Crise majeure dans le football africain : le Sénégal perd son titre sur tapis vert
L’univers du ballon rond sur le continent est en plein émoi. Après avoir triomphé lors de la finale de la CAN 2025 contre le Maroc, le Sénégal s’est vu retirer son trophée par la Confédération africaine de football (CAF), déclenchant une vague de contestations sans précédent.
Une fronde internationale contre la décision de la CAF
La colère gronde au sein des clubs africains. Le Pharco FC, formation égyptienne, a déjà annoncé un boycott illimité des épreuves de la CAF. Pour ce club, la sanction frappant le Sénégal est perçue comme injuste et guidée par des intérêts politiques, au mépris de l’équité sportive. Ce sentiment est partagé par d’autres acteurs majeurs en Algérie et en Égypte, tandis que des institutions comme les Mamelodi Sundowns (Afrique du Sud) ou le Simba SC (Tanzanie) parlent d’un précédent « honteux » pour l’image du football continental.
Retour sur un dénouement administratif inattendu
Initialement, le Sénégal avait célébré son sacre à Rabat le 18 janvier, après une victoire 1-0 acquise en prolongation grâce à une réalisation de Pape Gueye. Pourtant, la CAF a par la suite transformé ce résultat en une défaite 0-3 sur tapis vert. Le motif ? Une interruption de jeu causée par les joueurs sénégalais qui avaient quitté la pelouse pour contester un penalty accordé au Maroc en fin de temps réglementaire.

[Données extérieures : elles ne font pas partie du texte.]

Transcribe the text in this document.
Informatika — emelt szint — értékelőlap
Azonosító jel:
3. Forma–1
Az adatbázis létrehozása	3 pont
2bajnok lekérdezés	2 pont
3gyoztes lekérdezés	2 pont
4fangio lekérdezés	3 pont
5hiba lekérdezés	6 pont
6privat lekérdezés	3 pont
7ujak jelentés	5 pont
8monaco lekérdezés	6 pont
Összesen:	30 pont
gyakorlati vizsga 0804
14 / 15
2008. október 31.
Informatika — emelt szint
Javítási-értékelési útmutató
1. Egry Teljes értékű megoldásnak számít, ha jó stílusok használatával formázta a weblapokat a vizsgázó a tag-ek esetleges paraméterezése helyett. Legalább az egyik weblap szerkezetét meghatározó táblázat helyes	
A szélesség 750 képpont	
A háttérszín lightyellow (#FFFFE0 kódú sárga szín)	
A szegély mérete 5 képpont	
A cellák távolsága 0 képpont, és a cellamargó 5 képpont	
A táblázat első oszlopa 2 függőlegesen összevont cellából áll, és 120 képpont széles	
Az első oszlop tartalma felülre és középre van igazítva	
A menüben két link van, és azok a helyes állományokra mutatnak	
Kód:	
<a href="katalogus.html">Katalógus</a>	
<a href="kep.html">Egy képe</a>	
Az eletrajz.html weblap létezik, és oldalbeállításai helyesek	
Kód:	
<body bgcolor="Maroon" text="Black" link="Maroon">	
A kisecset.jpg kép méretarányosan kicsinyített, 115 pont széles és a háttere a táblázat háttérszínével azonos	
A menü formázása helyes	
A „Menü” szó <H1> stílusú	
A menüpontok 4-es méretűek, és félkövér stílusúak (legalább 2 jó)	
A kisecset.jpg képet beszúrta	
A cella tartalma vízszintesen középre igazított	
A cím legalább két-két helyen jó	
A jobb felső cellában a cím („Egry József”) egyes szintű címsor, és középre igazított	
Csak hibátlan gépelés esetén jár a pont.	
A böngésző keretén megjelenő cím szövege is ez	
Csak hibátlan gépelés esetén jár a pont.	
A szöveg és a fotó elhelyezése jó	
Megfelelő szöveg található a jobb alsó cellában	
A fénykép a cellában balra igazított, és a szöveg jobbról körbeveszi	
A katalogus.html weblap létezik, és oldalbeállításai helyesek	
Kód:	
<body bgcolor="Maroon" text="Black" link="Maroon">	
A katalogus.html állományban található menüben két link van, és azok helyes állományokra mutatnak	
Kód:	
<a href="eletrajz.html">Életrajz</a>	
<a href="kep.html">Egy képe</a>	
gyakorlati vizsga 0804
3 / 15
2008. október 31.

Bien que le match ait repris après dix minutes de pause, la réclamation marocaine a finalement abouti à ce revirement spectaculaire. Une situation jugée « bizarre » par le journal L’Équipe et « inédite » par The Athletic, qui soulignent l’incohérence de modifier le score après la remise officielle du trophée.

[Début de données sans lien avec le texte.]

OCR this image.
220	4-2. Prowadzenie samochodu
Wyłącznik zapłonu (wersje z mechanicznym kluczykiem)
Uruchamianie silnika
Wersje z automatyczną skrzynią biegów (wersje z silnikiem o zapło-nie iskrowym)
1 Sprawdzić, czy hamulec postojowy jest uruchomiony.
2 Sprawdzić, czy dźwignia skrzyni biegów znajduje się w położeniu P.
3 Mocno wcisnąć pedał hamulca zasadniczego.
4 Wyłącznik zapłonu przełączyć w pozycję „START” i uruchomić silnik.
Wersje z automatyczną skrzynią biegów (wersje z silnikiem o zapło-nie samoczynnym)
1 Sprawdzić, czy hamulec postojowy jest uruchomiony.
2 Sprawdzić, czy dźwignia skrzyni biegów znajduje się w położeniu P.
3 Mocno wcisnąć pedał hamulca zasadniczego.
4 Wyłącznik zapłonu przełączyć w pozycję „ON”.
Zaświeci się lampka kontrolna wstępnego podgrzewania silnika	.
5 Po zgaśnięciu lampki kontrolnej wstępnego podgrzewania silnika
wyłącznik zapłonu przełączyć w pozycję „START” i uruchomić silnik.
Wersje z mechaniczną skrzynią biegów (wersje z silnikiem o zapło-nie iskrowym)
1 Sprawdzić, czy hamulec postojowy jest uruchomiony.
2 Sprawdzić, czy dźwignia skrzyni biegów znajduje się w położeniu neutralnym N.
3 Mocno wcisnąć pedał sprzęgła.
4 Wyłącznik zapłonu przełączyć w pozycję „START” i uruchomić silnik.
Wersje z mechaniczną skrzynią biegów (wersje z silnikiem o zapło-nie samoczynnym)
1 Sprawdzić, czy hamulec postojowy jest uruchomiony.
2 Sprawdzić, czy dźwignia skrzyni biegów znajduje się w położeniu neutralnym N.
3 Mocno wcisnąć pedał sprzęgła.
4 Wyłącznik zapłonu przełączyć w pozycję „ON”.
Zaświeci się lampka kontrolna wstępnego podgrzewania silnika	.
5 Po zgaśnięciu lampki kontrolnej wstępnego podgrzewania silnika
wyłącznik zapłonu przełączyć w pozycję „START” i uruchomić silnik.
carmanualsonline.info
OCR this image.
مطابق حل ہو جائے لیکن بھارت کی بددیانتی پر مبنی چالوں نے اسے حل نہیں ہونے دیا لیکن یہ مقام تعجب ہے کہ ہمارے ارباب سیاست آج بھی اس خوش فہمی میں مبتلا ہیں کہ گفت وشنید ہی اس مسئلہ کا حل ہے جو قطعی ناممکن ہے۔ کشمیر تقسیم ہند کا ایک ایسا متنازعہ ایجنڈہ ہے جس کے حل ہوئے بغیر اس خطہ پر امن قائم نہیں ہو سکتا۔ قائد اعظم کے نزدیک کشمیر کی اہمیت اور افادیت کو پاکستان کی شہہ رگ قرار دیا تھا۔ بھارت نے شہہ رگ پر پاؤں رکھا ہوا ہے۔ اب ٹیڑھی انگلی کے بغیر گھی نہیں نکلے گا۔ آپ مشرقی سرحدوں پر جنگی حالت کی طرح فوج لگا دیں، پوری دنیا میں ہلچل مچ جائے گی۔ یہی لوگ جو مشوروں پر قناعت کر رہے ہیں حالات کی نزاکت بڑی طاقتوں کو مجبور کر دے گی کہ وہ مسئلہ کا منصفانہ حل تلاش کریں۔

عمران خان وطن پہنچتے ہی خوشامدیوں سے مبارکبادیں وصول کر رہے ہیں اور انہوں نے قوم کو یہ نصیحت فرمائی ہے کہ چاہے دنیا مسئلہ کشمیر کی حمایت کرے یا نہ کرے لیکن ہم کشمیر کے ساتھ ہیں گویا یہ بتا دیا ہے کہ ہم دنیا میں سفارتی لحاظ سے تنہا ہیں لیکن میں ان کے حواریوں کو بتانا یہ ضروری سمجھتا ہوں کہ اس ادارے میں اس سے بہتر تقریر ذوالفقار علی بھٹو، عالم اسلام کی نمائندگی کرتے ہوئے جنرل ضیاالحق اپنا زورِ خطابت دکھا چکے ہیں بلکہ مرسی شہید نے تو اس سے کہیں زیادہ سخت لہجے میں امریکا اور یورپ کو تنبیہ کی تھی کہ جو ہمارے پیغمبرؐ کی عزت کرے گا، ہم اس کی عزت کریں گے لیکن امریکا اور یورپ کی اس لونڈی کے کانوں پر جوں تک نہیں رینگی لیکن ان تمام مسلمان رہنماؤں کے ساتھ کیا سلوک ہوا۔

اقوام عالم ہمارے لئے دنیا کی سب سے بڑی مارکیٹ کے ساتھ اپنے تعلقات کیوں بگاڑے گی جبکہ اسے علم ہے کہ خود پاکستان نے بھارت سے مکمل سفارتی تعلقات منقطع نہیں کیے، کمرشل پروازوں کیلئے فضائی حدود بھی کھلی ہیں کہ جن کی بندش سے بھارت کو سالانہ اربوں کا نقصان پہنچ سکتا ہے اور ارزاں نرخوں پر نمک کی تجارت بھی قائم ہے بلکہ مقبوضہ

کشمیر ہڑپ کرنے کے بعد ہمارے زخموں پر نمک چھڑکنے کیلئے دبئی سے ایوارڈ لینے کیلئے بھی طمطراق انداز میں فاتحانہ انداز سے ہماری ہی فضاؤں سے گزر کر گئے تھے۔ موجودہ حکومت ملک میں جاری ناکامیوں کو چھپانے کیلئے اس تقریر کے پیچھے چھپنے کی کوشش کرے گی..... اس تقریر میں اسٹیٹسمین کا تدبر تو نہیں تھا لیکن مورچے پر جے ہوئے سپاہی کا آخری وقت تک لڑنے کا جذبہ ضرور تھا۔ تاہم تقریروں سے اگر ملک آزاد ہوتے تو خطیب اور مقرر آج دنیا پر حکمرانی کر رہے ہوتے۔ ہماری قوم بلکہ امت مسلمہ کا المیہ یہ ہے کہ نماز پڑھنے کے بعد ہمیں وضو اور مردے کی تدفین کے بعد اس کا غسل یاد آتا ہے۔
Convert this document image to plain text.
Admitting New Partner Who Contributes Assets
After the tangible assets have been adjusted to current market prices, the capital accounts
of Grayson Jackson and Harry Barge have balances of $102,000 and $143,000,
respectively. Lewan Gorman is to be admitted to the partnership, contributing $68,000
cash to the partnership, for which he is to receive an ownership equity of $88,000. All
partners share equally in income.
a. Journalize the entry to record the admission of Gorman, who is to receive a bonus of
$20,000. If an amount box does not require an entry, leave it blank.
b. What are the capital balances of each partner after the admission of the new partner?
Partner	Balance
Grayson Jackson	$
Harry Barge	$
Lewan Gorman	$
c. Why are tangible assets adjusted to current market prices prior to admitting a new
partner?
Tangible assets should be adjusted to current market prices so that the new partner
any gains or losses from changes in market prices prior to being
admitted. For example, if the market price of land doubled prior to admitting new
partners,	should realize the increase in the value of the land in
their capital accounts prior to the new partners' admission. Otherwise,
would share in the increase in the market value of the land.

L’avenir du football africain en suspens
Face à ce qu’elle considère comme un traitement inique, la Fédération sénégalaise de football a entamé des procédures auprès de la FIFA et du Tribunal arbitral du sport (TAS). Dans les coulisses, l’idée d’un retrait pur et simple du Sénégal des compétitions continentales est même évoquée. Cet incident porte un coup dur à la crédibilité de la CAN, la compétition phare de la région, laissant craindre une perte de prestige durable pour les instances dirigeantes du sport africain.